Question: why can't you use tasker to quit baresip when you don't need any accounts being registered and then start it again when you need registered accounts?
Partial wakelock prevents Android from killing baresip foreground service when the device is in doze mode. So it does not sound like a good idea to release the lock except when baresip app is terminated at Quit.
Question: why can't you use tasker to quit baresip when you don't need any accounts being registered and then start it again when you need registered accounts?
That would be fine for me, yes. Maybe an intent for launching and stopping baresip could be implemented? Afaik it's only possible to start apps in foreground with Tasker. There is an option to kill an app, but that works best with rooted devices (which I have, so in my case will probably work fine, but maybe others would like this as well). I have other apps that react on a start / stop intents, so it should be possible to register some kind of listener without the app being started.
I'll test the Tasker start/kill action next days, if that works fine I'll let you know.
Well I think the launch / kill app works fine for me after testing a few days, seems to be reliable. Guess you're right, no need to change the wakelock behaviour.
Should I still add intent action for quiting bare sip?
I am not trying to use baresip with Easer, but I think you should. Adnroid norms are that an app which is not doing anything should not use power, and since baresip isn't like that every reasonable mechanism to get it to stop should be available.
Greg Troxel writes:
I am not trying to use baresip with Easer, but I think you should.
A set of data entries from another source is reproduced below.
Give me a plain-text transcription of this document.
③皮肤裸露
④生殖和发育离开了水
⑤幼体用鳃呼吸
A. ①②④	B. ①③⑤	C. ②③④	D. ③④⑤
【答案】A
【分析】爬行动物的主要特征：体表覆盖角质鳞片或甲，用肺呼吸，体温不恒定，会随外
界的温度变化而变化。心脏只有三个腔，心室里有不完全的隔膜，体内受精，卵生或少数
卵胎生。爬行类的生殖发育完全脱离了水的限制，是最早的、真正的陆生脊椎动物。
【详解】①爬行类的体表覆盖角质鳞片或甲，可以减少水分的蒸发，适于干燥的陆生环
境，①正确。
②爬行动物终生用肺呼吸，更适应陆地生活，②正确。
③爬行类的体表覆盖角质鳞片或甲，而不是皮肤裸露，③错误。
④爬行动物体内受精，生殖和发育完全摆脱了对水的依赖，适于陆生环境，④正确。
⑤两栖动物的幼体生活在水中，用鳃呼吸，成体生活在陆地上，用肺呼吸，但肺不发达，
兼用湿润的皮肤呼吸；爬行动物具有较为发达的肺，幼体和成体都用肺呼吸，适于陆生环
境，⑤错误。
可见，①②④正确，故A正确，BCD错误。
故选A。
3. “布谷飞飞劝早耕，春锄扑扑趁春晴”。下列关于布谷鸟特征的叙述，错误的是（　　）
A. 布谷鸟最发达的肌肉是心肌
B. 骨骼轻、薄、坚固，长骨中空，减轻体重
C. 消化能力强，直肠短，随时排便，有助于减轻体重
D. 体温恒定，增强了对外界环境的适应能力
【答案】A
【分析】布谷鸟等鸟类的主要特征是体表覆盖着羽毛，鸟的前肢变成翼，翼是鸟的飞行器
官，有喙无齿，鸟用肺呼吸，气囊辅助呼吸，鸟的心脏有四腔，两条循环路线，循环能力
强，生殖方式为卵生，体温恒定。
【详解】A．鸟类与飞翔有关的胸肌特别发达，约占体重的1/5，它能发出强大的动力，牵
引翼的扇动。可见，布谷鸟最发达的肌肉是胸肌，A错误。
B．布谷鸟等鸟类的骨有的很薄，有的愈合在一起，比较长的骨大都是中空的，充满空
Adnroid norms are that an app which is not doing anything should not use power, and since baresip isn't like that every reasonable mechanism to get it to stop should be available.
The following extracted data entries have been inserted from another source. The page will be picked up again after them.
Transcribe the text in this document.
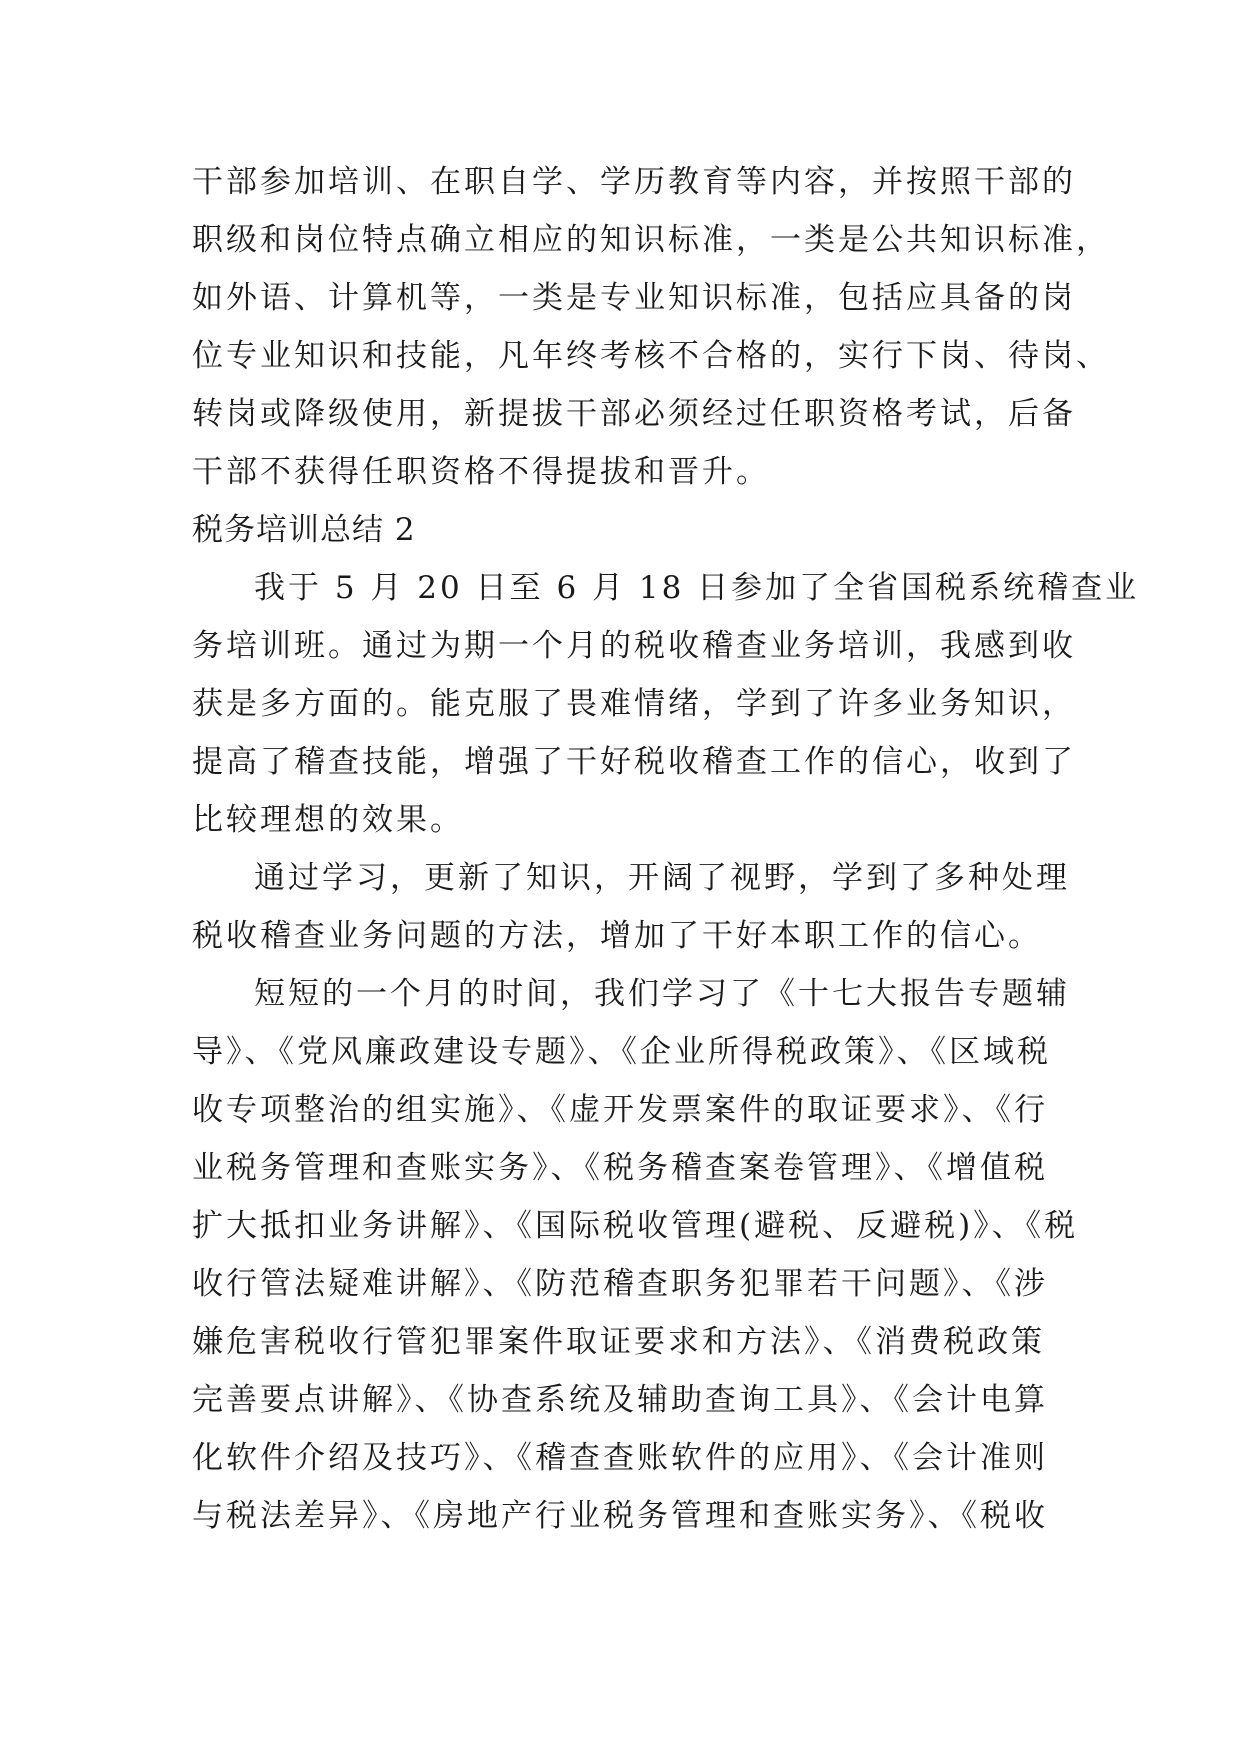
干部参加培训、在职自学、学历教育等内容，并按照干部的
职级和岗位特点确立相应的知识标准，一类是公共知识标准，
如外语、计算机等，一类是专业知识标准，包括应具备的岗
位专业知识和技能，凡年终考核不合格的，实行下岗、待岗、
转岗或降级使用，新提拔干部必须经过任职资格考试，后备
干部不获得任职资格不得提拔和晋升。
税务培训总结 2
我于 5 月 20 日至 6 月 18 日参加了全省国税系统稽查业
务培训班。通过为期一个月的税收稽查业务培训，我感到收
获是多方面的。能克服了畏难情绪，学到了许多业务知识，
提高了稽查技能，增强了干好税收稽查工作的信心，收到了
比较理想的效果。
通过学习，更新了知识，开阔了视野，学到了多种处理
税收稽查业务问题的方法，增加了干好本职工作的信心。
短短的一个月的时间，我们学习了《十七大报告专题辅
导》、《党风廉政建设专题》、《企业所得税政策》、《区域税
收专项整治的组实施》、《虚开发票案件的取证要求》、《行
业税务管理和查账实务》、《税务稽查案卷管理》、《增值税
扩大抵扣业务讲解》、《国际税收管理(避税、反避税)》、《税
收行管法疑难讲解》、《防范稽查职务犯罪若干问题》、《涉
嫌危害税收行管犯罪案件取证要求和方法》、《消费税政策
完善要点讲解》、《协查系统及辅助查询工具》、《会计电算
化软件介绍及技巧》、《稽查查账软件的应用》、《会计准则
与税法差异》、《房地产行业税务管理和查账实务》、《税收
Even if no accounts register, baresip is still listening for incoming requests at all enabled interfaces.
A fair point about listening for local calls. Still, that argues for making it easy to shut down by all reasonable mechanisms.
Greg Troxel writes:
A fair point about listening for local calls. Still, that argues for making it easy to shut down by all reasonable mechanisms.
I checked and quit is implemented in MainActivity. It would be too much work to allow quiting baresip from intent receiver.
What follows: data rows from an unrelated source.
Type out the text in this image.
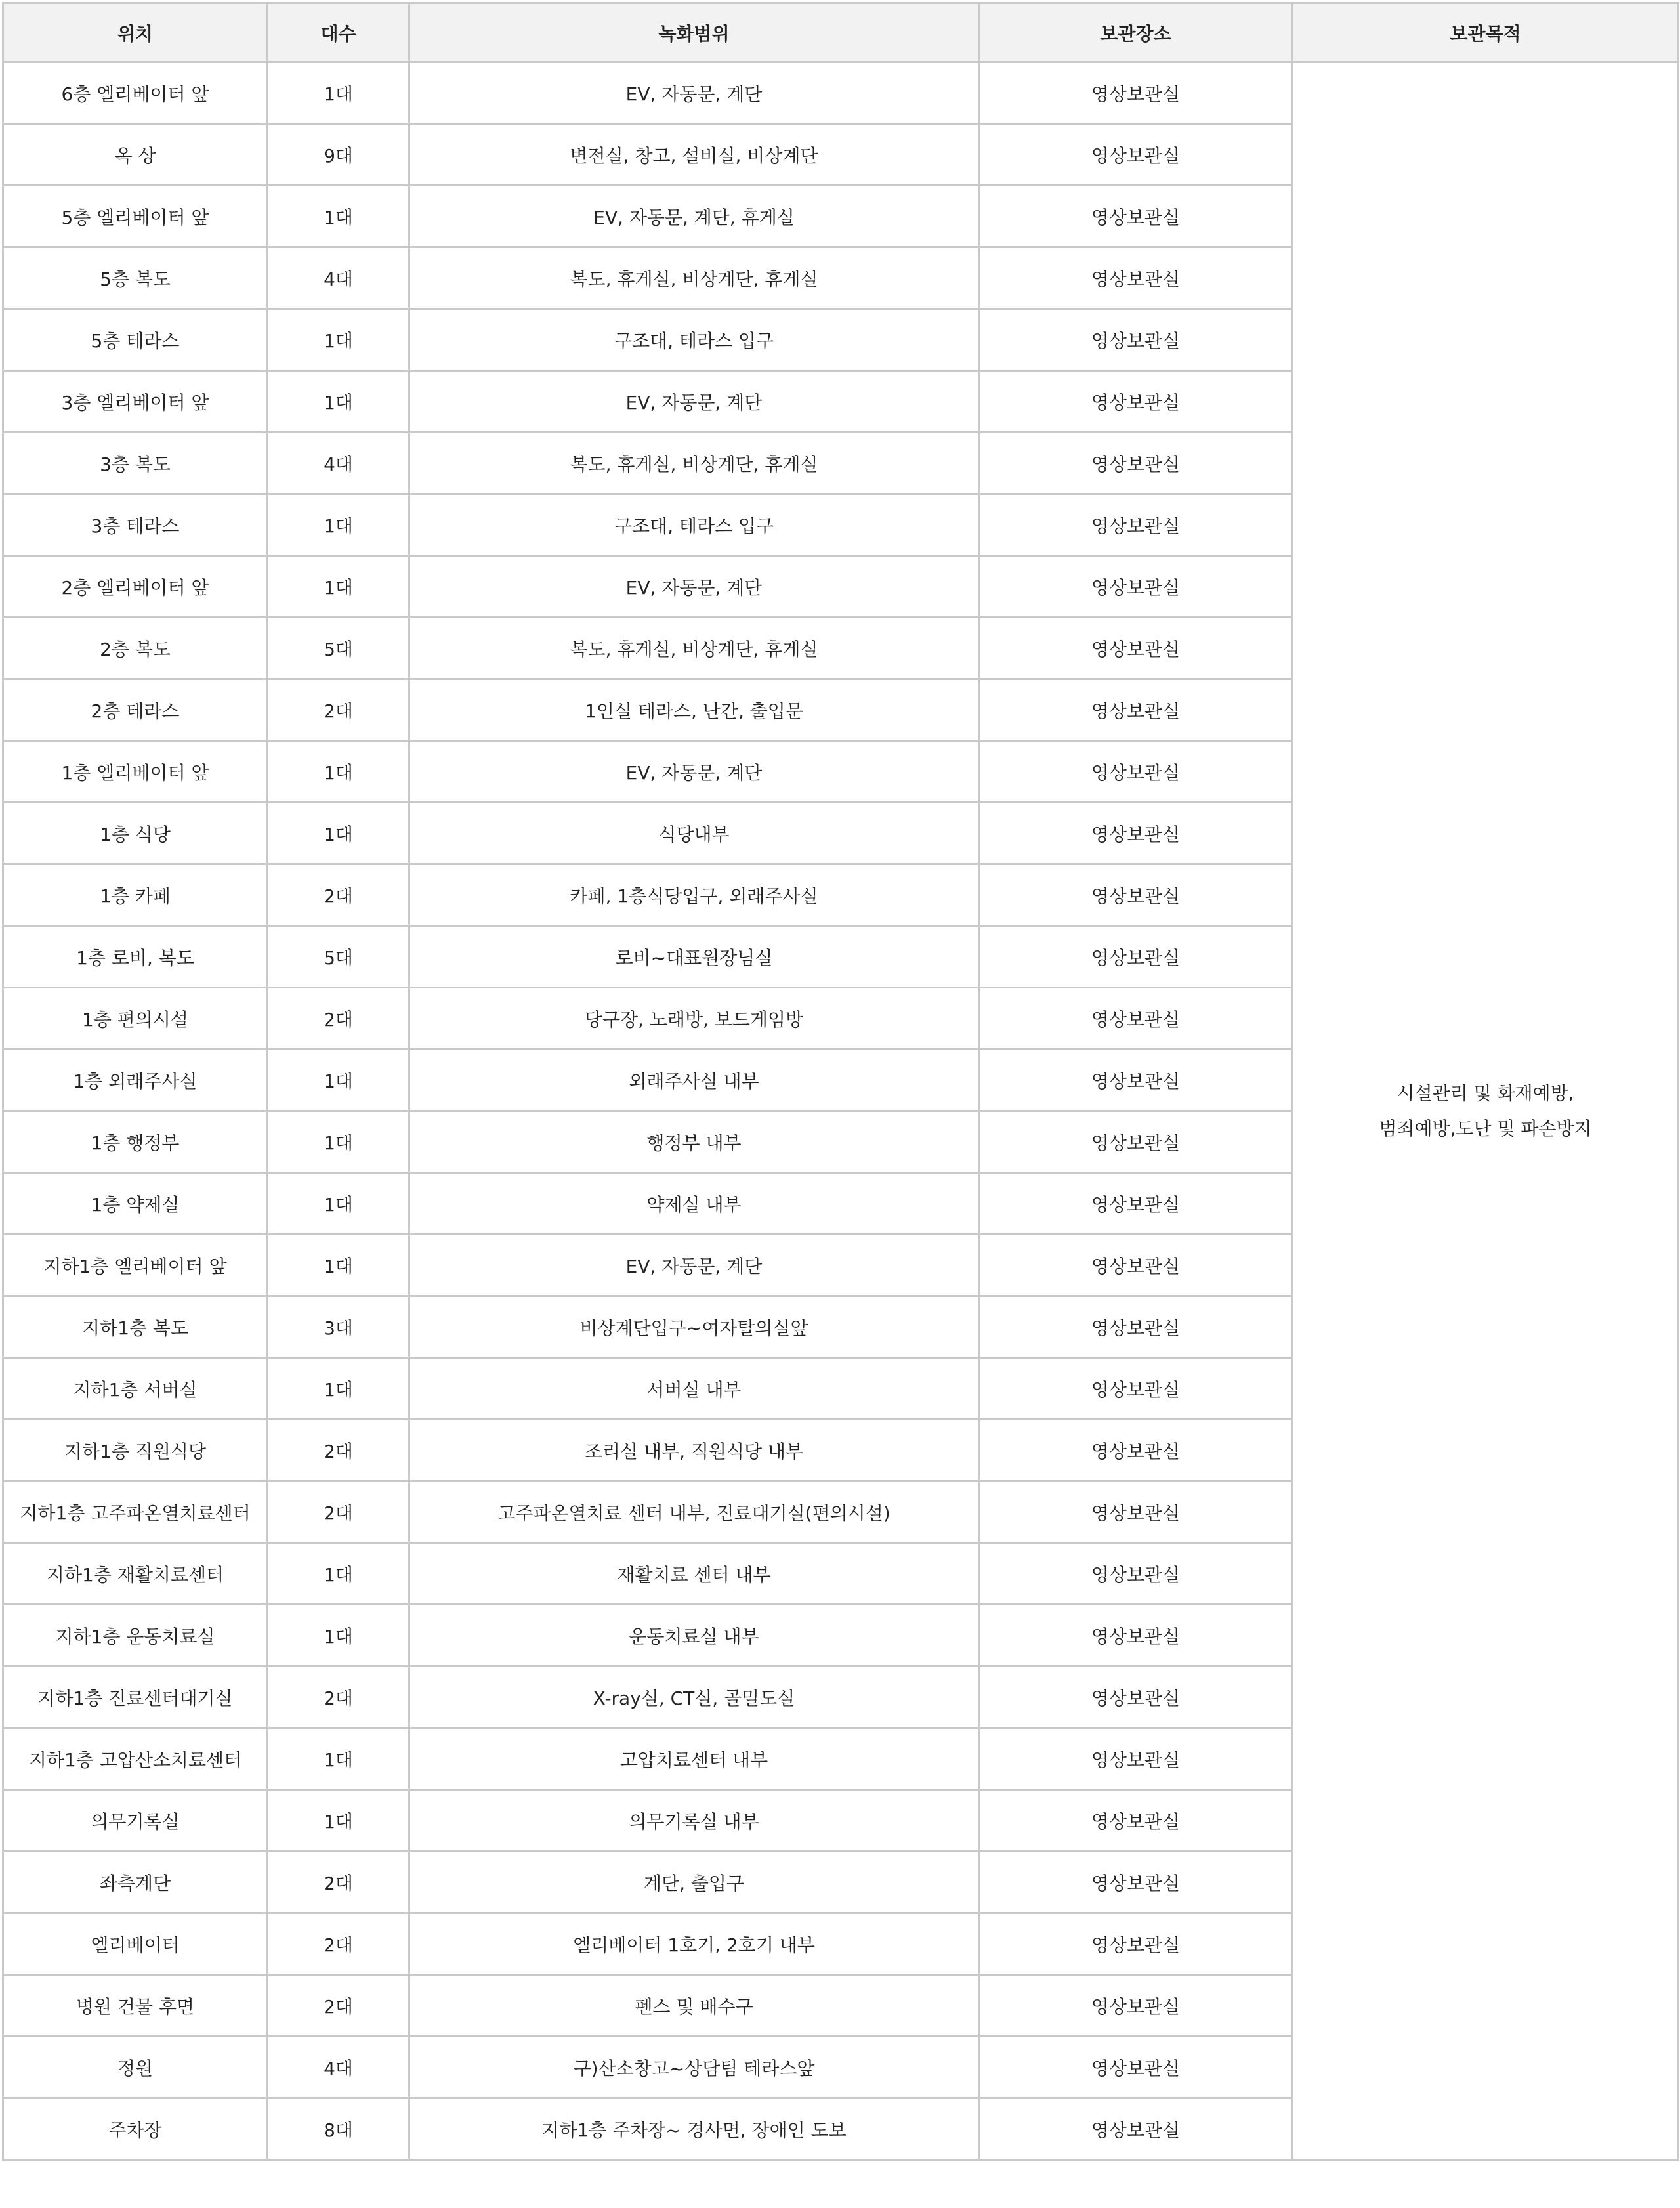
위치	대수	녹화범위	보관장소	보관목적
6층 엘리베이터 앞	1대	EV, 자동문, 계단	영상보관실	시설관리 및 화재예방,
범죄예방,도난 및 파손방지

옥 상	9대	변전실, 창고, 설비실, 비상계단	영상보관실	
5층 엘리베이터 앞	1대	EV, 자동문, 계단, 휴게실	영상보관실	
5층 복도	4대	복도, 휴게실, 비상계단, 휴게실	영상보관실	
5층 테라스	1대	구조대, 테라스 입구	영상보관실	
3층 엘리베이터 앞	1대	EV, 자동문, 계단	영상보관실	
3층 복도	4대	복도, 휴게실, 비상계단, 휴게실	영상보관실	
3층 테라스	1대	구조대, 테라스 입구	영상보관실	
2층 엘리베이터 앞	1대	EV, 자동문, 계단	영상보관실	
2층 복도	5대	복도, 휴게실, 비상계단, 휴게실	영상보관실	
2층 테라스	2대	1인실 테라스, 난간, 출입문	영상보관실	
1층 엘리베이터 앞	1대	EV, 자동문, 계단	영상보관실	
1층 식당	1대	식당내부	영상보관실	
1층 카페	2대	카페, 1층식당입구, 외래주사실	영상보관실	
1층 로비, 복도	5대	로비~대표원장님실	영상보관실	
1층 편의시설	2대	당구장, 노래방, 보드게임방	영상보관실	
1층 외래주사실	1대	외래주사실 내부	영상보관실	
1층 행정부	1대	행정부 내부	영상보관실	
1층 약제실	1대	약제실 내부	영상보관실	
지하1층 엘리베이터 앞	1대	EV, 자동문, 계단	영상보관실	
지하1층 복도	3대	비상계단입구~여자탈의실앞	영상보관실	
지하1층 서버실	1대	서버실 내부	영상보관실	
지하1층 직원식당	2대	조리실 내부, 직원식당 내부	영상보관실	
지하1층 고주파온열치료센터	2대	고주파온열치료 센터 내부, 진료대기실(편의시설)	영상보관실	
지하1층 재활치료센터	1대	재활치료 센터 내부	영상보관실	
지하1층 운동치료실	1대	운동치료실 내부	영상보관실	
지하1층 진료센터대기실	2대	X-ray실, CT실, 골밀도실	영상보관실	
지하1층 고압산소치료센터	1대	고압치료센터 내부	영상보관실	
의무기록실	1대	의무기록실 내부	영상보관실	
좌측계단	2대	계단, 출입구	영상보관실	
엘리베이터	2대	엘리베이터 1호기, 2호기 내부	영상보관실	
병원 건물 후면	2대	펜스 및 배수구	영상보관실	
정원	4대	구)산소창고~상담팀 테라스앞	영상보관실	
주차장	8대	지하1층 주차장~ 경사면, 장애인 도보	영상보관실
PR https://github.com/juha-h/baresip-studio/commit/52da111a716bf030d18534c09f1d6dec7a698397 added QUIT action to intent receiver.
After the very nice implementation of using intents to (un)register accounts (https://github.com/juha-h/baresip-studio/issues/257), I've noticed that the partial wakelock stays active after unregistering, which prevents the device to go to deep sleep and does drain the battery quite a bit. I would imagine there is no need for such wakelock when no accounts are registered.